The NAD(P)H dehydrogenase (NDH) complex in chloroplast thylakoid membranes functions in cyclic electron transfer, and in chlororespiration. NDH is composed of at least 15 subunits, including both chloroplast- and nuclear-encoded proteins. During the past few years, extensive proteomic and genetic research on the higher plant NDH complex has been carried out, resulting in identification of several novel nuclear-encoded subunits. In addition, a number of auxiliary proteins, which mainly regulate the expression of chloroplast-encoded ndh genes as well as the assembly and stabilization of the NDH complex, have been discovered and characterized. In the absence of detailed crystallographic data, the structure of the NDH complex has remained obscure, and therefore the role of several NDH-associated nuclear-encoded proteins either as auxiliary proteins or structural subunits remains uncertain. In this review, we summarize the current knowledge on the subunit composition and assembly process of the chloroplast NDH complex. In addition, a novel oligomeric structure of NDH, the PSI/NDH supercomplex, is discussed.

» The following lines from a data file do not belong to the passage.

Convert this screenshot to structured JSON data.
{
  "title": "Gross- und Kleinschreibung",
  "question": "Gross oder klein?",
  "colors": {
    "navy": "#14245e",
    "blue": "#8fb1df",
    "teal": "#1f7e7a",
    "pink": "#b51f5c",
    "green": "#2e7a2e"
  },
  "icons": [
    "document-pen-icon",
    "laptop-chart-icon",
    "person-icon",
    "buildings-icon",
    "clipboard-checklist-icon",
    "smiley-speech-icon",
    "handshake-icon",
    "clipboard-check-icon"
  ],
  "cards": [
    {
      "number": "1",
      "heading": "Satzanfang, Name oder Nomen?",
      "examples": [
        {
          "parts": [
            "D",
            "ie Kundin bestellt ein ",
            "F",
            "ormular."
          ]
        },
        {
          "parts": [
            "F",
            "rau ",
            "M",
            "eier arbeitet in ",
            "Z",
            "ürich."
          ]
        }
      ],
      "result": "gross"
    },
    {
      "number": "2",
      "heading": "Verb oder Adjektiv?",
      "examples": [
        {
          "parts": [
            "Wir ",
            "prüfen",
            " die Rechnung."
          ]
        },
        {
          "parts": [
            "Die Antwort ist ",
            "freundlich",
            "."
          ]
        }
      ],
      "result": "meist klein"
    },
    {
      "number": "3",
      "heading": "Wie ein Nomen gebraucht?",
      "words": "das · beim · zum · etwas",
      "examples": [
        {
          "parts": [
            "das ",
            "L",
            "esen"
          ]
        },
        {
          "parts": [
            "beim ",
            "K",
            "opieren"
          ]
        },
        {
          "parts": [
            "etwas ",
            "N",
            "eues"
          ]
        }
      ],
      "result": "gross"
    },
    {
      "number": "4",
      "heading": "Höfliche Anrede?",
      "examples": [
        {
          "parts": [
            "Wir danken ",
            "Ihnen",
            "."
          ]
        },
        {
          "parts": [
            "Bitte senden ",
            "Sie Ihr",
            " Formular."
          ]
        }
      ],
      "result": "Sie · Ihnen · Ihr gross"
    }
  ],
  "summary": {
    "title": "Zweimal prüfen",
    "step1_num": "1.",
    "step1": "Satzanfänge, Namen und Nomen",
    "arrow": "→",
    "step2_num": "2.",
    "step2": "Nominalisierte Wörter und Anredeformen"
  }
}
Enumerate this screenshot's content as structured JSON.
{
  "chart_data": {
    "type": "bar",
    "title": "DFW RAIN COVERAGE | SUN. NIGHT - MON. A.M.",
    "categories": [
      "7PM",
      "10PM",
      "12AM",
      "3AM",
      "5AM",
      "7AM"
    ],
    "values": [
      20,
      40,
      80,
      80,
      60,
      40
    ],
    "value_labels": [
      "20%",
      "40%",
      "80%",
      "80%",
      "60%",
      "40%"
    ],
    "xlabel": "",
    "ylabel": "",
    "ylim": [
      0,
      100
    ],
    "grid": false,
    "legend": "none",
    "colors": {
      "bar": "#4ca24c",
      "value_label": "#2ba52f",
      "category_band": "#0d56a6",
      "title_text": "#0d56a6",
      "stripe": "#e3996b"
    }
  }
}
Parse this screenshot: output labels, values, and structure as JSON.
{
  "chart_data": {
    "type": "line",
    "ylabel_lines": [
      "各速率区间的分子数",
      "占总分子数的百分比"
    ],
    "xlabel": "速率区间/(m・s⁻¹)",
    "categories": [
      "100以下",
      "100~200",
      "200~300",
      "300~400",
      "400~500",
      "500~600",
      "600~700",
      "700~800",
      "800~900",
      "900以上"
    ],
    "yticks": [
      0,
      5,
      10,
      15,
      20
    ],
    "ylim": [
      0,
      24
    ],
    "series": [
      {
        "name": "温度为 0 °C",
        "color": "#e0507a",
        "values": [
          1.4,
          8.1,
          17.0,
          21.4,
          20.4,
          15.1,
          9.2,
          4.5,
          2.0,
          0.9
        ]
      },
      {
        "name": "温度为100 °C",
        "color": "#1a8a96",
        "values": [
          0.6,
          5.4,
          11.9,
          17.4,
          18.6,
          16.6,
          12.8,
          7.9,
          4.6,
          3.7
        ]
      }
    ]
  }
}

Preprotein Import into Chloroplasts via the Toc and Tic Complexes Is Regulated by Redox Signals in Pisum sativum

Stengel, A., Benz, J. P., Buchanan, B. B., Soll, J., Bolter, B. — Mon, 06 Jul 2009 06:58:23 PDT

The import of nuclear-encoded preproteins is necessary to maintain chloroplast function. The recognition and transfer of most precursor proteins across the chloroplast envelopes are facilitated by two membrane-inserted protein complexes, the translocons of the chloroplast outer and inner envelope (Toc and Tic complexes, respectively). Several signals have been invoked to regulate the import of preproteins. In our study, we were interested in redox-based import regulation mediated by two signals: regulation based on thiols and on the metabolic NADP⁺/NADPH ratio. We sought to identify the proteins participating in the regulation of these transport pathways and to characterize the preprotein subgroups whose import is redox-dependent. Our results provide evidence that the formation and reduction of disulfide bridges in the Toc receptors and Toc translocation channel have a strong influence on import yield of all tested preproteins that depend on the Toc complex for translocation. Furthermore, the metabolic NADP⁺/NADPH ratio influences not only the composition of the Tic complex, but also the import efficiency of most, but not all, preproteins tested. Thus, several Tic subcomplexes appear to participate in the translocation of different preprotein subgroups, and the redox-active components of these complexes likely play a role in regulating transport.